I am pleased to hear that you all liked this episode. I kind of wrote it in a rush.I had this horrible feeling that I would receive some cyber rotten tomatoes thrown my way after this episode, because the concept has gotten so high. I'm just lucky everyone has read it before their crack wore off. Too bad ME wasn't as fortunate.



Snipp



---------------------------------

- "Nice beaver"

- "Thanks. I just got it stuffed."

snippygal
 


Re: Update: 7.7 "The Way We Were"

Postby supermus » Wed Aug 28, 2002 6:47 pm

Ruth- you can't be Mrs. Finn. That position is already filled(remember Lara Croft?).



If you're going to kill Riley, I have some ideas.

1) He's getting lifted into the helicopter, and the cord breaks, and he plummets to his death.



2) Instead of walking or driving, Riley gets around by hanging *just* above ground from the helicopter, and getting dragged along. He, of course, gets hit by a bus.



Quote:
Buffy glances at Giles’ lap. (But not in a sexual-crotch-staring kinda way, because eww!


LOL! Biles jokes: always funny.



Quote:
God. Lesbians are horny.


Well, they've got to make up for all those episodes with Mark and Mike(or whatever the hell their names were :) )



Quote:
Two men dressed in black commando gear crash down through the library’s skylight, slipping to the floor on ropes.

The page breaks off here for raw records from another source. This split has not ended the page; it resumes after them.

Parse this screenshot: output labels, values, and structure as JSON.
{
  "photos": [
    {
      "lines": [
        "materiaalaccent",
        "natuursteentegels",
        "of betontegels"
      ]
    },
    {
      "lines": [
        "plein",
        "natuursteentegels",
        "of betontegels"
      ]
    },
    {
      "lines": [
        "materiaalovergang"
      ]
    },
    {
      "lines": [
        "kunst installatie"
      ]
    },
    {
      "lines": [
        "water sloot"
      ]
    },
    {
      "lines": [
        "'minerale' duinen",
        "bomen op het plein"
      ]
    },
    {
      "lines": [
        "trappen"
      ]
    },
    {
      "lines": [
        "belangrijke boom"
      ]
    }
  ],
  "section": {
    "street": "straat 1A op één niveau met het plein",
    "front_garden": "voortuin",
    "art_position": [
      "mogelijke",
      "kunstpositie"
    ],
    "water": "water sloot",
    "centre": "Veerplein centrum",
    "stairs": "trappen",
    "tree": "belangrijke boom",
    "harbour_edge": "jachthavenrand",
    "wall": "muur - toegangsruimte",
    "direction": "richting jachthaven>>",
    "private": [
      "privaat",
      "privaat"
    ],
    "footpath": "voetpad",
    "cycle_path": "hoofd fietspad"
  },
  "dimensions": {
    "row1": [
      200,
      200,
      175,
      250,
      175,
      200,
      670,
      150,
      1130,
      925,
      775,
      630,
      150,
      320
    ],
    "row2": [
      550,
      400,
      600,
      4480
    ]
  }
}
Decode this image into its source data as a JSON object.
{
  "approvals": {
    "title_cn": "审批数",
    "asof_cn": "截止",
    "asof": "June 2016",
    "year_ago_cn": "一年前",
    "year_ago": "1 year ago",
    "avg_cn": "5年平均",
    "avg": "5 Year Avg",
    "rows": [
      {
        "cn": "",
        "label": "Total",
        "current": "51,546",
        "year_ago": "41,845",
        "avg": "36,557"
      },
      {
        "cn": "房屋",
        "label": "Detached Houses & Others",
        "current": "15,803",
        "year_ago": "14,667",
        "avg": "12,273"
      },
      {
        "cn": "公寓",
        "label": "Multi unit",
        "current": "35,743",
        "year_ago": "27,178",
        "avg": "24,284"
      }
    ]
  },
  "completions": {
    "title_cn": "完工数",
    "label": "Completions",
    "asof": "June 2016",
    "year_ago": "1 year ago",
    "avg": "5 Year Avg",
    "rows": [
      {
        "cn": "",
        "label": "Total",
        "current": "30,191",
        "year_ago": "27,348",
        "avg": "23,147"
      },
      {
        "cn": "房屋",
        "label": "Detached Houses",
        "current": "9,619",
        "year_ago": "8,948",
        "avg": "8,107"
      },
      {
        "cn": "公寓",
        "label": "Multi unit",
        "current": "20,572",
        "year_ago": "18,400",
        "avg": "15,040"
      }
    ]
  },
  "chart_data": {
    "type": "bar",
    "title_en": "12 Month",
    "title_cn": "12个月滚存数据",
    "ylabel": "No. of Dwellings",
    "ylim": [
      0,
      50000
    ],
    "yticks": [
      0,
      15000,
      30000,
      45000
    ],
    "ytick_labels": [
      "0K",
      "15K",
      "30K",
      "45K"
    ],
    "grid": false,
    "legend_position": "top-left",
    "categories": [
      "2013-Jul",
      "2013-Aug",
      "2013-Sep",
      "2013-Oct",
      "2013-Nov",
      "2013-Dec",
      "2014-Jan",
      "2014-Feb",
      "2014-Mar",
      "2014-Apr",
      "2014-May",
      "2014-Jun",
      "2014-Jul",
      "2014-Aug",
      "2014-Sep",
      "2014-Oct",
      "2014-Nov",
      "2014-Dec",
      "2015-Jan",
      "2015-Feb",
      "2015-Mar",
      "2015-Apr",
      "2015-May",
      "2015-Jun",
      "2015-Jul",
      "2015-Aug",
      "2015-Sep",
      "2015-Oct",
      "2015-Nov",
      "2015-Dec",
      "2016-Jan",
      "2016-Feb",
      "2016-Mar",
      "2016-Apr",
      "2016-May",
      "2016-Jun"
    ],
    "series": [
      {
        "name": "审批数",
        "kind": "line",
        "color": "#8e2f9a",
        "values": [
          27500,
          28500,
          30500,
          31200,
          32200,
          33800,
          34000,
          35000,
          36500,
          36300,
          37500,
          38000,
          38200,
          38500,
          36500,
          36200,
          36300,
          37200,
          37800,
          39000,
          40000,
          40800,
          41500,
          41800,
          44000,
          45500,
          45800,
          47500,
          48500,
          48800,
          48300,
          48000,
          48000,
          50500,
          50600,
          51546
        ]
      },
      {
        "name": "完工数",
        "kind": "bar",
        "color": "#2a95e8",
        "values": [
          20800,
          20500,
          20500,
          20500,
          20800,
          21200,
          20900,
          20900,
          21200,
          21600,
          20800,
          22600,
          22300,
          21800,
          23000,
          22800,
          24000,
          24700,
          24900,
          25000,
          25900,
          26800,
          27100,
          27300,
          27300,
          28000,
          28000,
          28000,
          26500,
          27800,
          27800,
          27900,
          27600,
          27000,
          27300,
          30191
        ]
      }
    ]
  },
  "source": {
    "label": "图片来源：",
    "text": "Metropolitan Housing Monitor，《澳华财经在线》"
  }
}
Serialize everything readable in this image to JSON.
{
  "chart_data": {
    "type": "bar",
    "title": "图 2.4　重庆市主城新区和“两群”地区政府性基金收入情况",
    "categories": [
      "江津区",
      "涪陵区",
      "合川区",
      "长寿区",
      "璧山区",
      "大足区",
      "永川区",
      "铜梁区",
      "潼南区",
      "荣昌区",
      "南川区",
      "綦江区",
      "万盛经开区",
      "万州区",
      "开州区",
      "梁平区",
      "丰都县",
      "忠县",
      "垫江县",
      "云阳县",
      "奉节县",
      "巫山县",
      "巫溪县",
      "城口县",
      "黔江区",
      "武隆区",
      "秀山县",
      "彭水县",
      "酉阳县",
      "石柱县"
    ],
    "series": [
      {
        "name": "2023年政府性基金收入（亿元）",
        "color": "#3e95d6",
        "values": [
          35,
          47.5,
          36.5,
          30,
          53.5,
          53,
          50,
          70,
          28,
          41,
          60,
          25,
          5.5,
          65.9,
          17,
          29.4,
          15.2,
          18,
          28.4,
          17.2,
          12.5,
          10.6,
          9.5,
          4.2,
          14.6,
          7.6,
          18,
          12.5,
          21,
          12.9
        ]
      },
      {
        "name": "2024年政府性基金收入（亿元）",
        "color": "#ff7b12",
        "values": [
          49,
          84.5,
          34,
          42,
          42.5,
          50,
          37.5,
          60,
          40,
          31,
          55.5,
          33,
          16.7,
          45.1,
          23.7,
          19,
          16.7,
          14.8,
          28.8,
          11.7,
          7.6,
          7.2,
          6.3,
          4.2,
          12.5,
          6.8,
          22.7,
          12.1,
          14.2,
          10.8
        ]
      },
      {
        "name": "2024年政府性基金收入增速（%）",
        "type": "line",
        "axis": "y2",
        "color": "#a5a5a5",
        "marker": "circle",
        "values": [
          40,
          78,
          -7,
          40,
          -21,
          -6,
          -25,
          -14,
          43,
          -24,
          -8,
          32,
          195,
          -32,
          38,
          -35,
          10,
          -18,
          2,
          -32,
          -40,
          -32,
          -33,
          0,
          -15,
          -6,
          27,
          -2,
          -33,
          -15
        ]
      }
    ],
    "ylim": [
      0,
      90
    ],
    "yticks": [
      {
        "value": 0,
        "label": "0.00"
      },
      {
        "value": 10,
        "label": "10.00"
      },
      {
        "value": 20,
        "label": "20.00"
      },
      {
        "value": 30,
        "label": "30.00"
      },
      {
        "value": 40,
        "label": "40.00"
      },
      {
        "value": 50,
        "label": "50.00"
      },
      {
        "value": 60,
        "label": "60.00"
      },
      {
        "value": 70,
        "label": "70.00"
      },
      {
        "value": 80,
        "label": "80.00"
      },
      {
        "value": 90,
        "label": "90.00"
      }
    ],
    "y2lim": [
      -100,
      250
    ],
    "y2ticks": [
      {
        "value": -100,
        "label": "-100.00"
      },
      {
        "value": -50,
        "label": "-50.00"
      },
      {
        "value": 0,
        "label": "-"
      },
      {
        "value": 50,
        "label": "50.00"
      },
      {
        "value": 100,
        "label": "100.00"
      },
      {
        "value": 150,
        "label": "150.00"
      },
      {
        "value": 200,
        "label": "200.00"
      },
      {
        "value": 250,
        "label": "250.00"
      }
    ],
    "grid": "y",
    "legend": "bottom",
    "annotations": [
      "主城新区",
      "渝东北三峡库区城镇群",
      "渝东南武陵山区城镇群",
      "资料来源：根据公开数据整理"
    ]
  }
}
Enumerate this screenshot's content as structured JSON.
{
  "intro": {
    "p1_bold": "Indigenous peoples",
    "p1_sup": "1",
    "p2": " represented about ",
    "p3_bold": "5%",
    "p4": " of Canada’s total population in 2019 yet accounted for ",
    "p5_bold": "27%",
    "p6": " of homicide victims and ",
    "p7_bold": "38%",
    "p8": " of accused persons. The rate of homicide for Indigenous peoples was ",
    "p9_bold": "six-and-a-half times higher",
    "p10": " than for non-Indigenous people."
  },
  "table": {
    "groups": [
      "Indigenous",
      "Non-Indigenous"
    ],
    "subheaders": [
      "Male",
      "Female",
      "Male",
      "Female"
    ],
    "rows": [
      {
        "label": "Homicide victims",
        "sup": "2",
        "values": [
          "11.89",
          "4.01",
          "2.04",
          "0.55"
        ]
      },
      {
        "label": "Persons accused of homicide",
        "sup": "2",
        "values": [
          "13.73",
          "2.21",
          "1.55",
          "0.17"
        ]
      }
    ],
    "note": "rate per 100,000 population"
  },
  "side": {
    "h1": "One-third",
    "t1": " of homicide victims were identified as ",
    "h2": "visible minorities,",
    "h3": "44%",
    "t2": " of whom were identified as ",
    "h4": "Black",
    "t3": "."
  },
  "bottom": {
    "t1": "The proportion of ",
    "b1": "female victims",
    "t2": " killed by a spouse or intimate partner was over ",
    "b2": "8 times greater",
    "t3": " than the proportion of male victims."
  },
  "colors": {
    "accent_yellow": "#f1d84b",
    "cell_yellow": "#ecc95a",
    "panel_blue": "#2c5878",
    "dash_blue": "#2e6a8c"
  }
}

Skylight plunges AND a race to save Angel(Or should it be Angela?)and Freddie? They might need stuntmen soon, not to mention a budget in the triple digits.



--------

"And maybe I'll find out a way to make it back someday, to watch you, to guide you through the darkest of your days. If A great wave shall fall, and fall upon us all, then I hope there's someone out there who can bring me back to you."

supermus
 


Re: Update - 7.4 - "At Best"

Postby AutumnT » Wed Aug 28, 2002 8:05 pm

OK, I just started reading this and it is cracking me the hell up. The forget spell with a lime? and this:
Quote:
“Whoa! How’d you do that?” Tara asks Buffy. “How’d that girl do that?” Tara whispers to Willow again.
Too damn funny. And I know I've got a lot to go, but I just barely recovered from laughing and thought it best to write now. ;)



Edited to add. And this?
Quote:
“Easy there, Will. It’s really not so hard. I don’t get why everyone thinks you’re some big genius. I even figured out how to spam my dad and I’m borderline retarded.”
Really funny. Well that and "Sweetie you already played that card." I don't know how in the hell I missed this fic, but catching up is a thing of beauty. And limes. And quacking.



And frankly even your typos are funny. I mean Tara holding Willow's tiny waste in the bathroom. LOL.

Autumn

-----------

Buffy Season 6: It grated, like something forced in where it doesn't belong.